Apotome is centered on the bone remains of the two elephants, currently stored in the Zooteque, a vast subterranean storage facility housing thousands of animal specimens. In parallel research, the artists came across vocalist Tim Storms, who has extraordinary vocal gifts allowing him to reach notes as low as G-7 (0.189Hz) ­– a remarkable eight octaves below the lowest G on a piano. The subsonic notes sung are so low that only animals as large as elephants are able to hear them. In Apotome, Tim Storms, in his unique vocal range, sings songs from that original concert to the elephants' remains.
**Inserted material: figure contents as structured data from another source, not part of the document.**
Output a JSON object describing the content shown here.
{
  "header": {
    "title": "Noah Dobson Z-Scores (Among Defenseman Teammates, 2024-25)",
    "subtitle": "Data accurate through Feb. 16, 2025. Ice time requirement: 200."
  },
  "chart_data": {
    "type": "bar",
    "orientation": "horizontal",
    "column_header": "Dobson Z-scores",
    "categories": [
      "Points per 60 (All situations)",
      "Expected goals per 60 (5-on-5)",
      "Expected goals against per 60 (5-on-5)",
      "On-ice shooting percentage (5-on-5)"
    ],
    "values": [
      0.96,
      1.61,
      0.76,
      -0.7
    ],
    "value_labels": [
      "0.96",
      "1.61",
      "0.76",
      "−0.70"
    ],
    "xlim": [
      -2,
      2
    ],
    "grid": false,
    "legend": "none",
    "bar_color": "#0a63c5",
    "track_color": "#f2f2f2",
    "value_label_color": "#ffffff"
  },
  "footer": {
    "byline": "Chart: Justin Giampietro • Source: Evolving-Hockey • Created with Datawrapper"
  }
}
Songs include "Iphigénie en Tauride" (1779) by Christoph Willibald Gluck "O ma tendre musette" by Pierre Alexandre Monsigny and the Revolutionary anthem "Ça ira," among others.

The title Apotome is an archaic Greek word referring to an arithmetical division of musical sound, an interval of a semitone in the Pythagorean scale slightly greater than half. This arithmetical musical ratio isn’t lacking in exactitude on the contrary, it’s quite precise. It’s an excess of human sensation. The normal voice cannot produce it, nor can the ear detect it. Apotome is an irrational remainder or residue, literally meaning, "what is cut off."